Das BSI registrierte im Berichtszeitraum Juni 2022 bis Juni 2023 insgesamt 27 Ransomware-Angriffe auf kommunale Verwaltungen und Betriebe sowie 23 auf Bildungs- und Forschungseinrichtungen. Demnach werden durchschnittlich zwei solcher Angriffe auf Kommunalverwaltungen oder -betriebe pro Monat bekannt. Dabei werden Daten verschlüsselt, eine Entschlüsselung wird erst gegen Lösegeldzahlung – englisch „Ransom“ – in Aussicht gestellt.

68 erfolgreiche Angriffe auf Unternehmen

Die Wirtschaft bleibt von Ransomware nicht verschont: Dem Bericht zufolge wurden 68 erfolgreiche Angriffe auf Unternehmen bekannt, davon richteten sich 15 gegen IT-Dienstleister. Ransom sei „immer noch das dringendste Problem“, betonte BSI-Präsidentin Claudia Plattner. „Hier geht es um sehr, sehr viel Geld.“

An zweiter Stelle stehe der Datendiebstahl. Davon waren im Berichtszeitraum vor allem Verbraucher und Organisationen betroffen.

Destabilisierung durch Künstliche Intelligenz

Ein weiteres vom BSI erfasstes Problem ist die Destabilisierung und Desinformation durch Künstliche Intelligenz. Eine Zunahme von Desinformation und Deepfakes sei vor allem in Folge des russischen Angriffskriegs zu beobachten, sagte Faeser. „Der Krieg zwingt uns zu großer Wachsamkeit.“ Laut BSI kommt bei den Cyberattacken eine wachsende Professionalisierung der Täter hinzu, der eine steigende Anzahl von Sicherheitslücken gegenübersteht. So registrierte das Bundesamt im Berichtszeitraum täglich rund 250.000 neue Varianten von Schadprogrammen und 21.000 mit Schadsoftware infizierte Systeme. Hinzu kommen durchschnittlich 70 neue Sicherheitslücken pro Tag – eine Steigerung von 24 Prozent gegenüber dem Vorjahr.

Faeser mahnte eine Stärkung der Resilienz von Opfern von Cyberangriffen sowie behördlichen Verwaltungen an. „Die Bedrohungslage im Cyberraum wird weiter wachsen“, betonte sie.
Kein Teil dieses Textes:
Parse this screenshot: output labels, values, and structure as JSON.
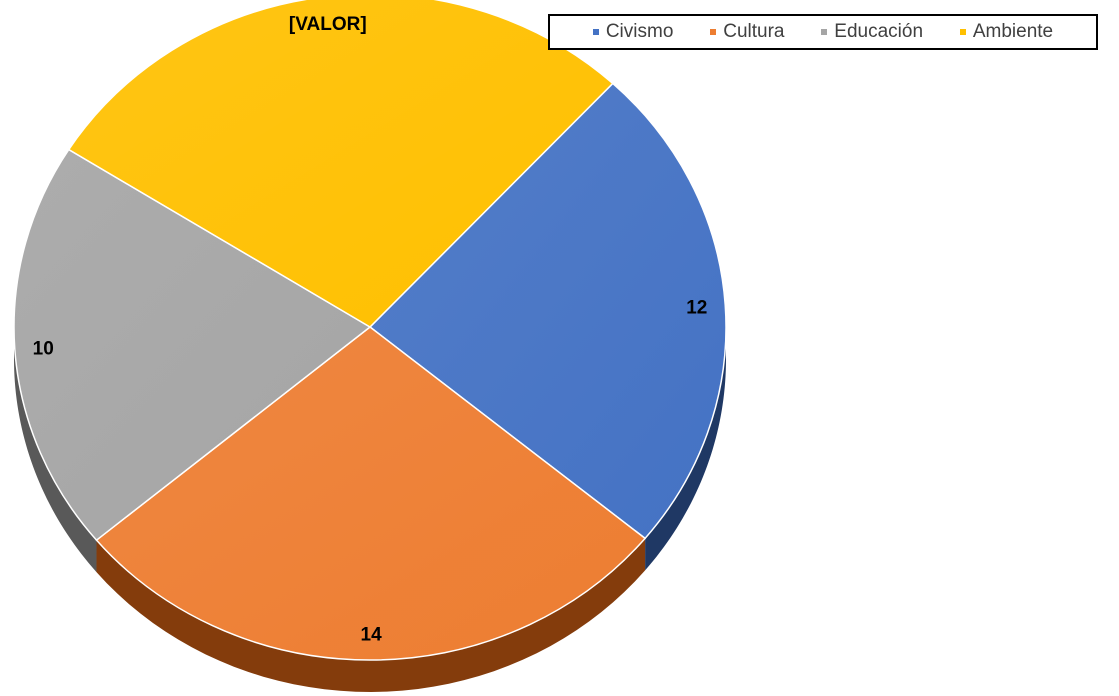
{
  "chart_data": {
    "type": "pie",
    "style": "3d",
    "categories": [
      "Civismo",
      "Cultura",
      "Educación",
      "Ambiente"
    ],
    "values": [
      12,
      14,
      10,
      14
    ],
    "data_labels": [
      "12",
      "14",
      "10",
      "[VALOR]"
    ],
    "colors": [
      "#4472c4",
      "#ed7d31",
      "#a5a5a5",
      "#ffc000"
    ],
    "side_colors": [
      "#1f3864",
      "#843c0c",
      "#595959",
      "#7f6000"
    ],
    "legend_position": "top-right",
    "title": ""
  }
}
206 Milliarden Euro Schaden pro Jahr

Die BSI-Präsidentin hob hervor, dass durch Cyberkriminalität hierzulande ein Schaden von 206 Milliarden Euro pro Jahr entsteht, was 43 Prozent des Bundeshaushalts entspreche. „Es reicht nicht, was wir heute tun“, sagte Plattner. Es brauche eine große Lösung: „Deutschland muss sich als Cybernation verstehen und diesem Selbstverständnis auch Taten folgen lassen.“

Der Präsident des Branchenverbands Bitkom, Ralf Wintergerst, sieht hier „Politik und Unternehmen gleichermaßen“ gefordert. Es brauche eine höhere Präsenz von Polizei und Strafverfolgungsbehörden im Cyberraum. Diese wiederum bräuchten dazu Know-how, Personal und technische Ausstattung. Alle Unternehmen, Ämter und Behörden müssten Schutzmaßnahmen treffen, dazu gehörten ausreichende Investitionen in die technische Sicherheit.

Union und Grüne forderten intensivere Maßnahmen gegen Cyberkriminalität. IT-Sicherheitspolitik müsse „endlich als immanenter Bestandteil einer modernen Sicherheitspolitik verstanden werden“, erklärten die Grünen-Abgeordneten Misbah Khan und Konstantin von Notz.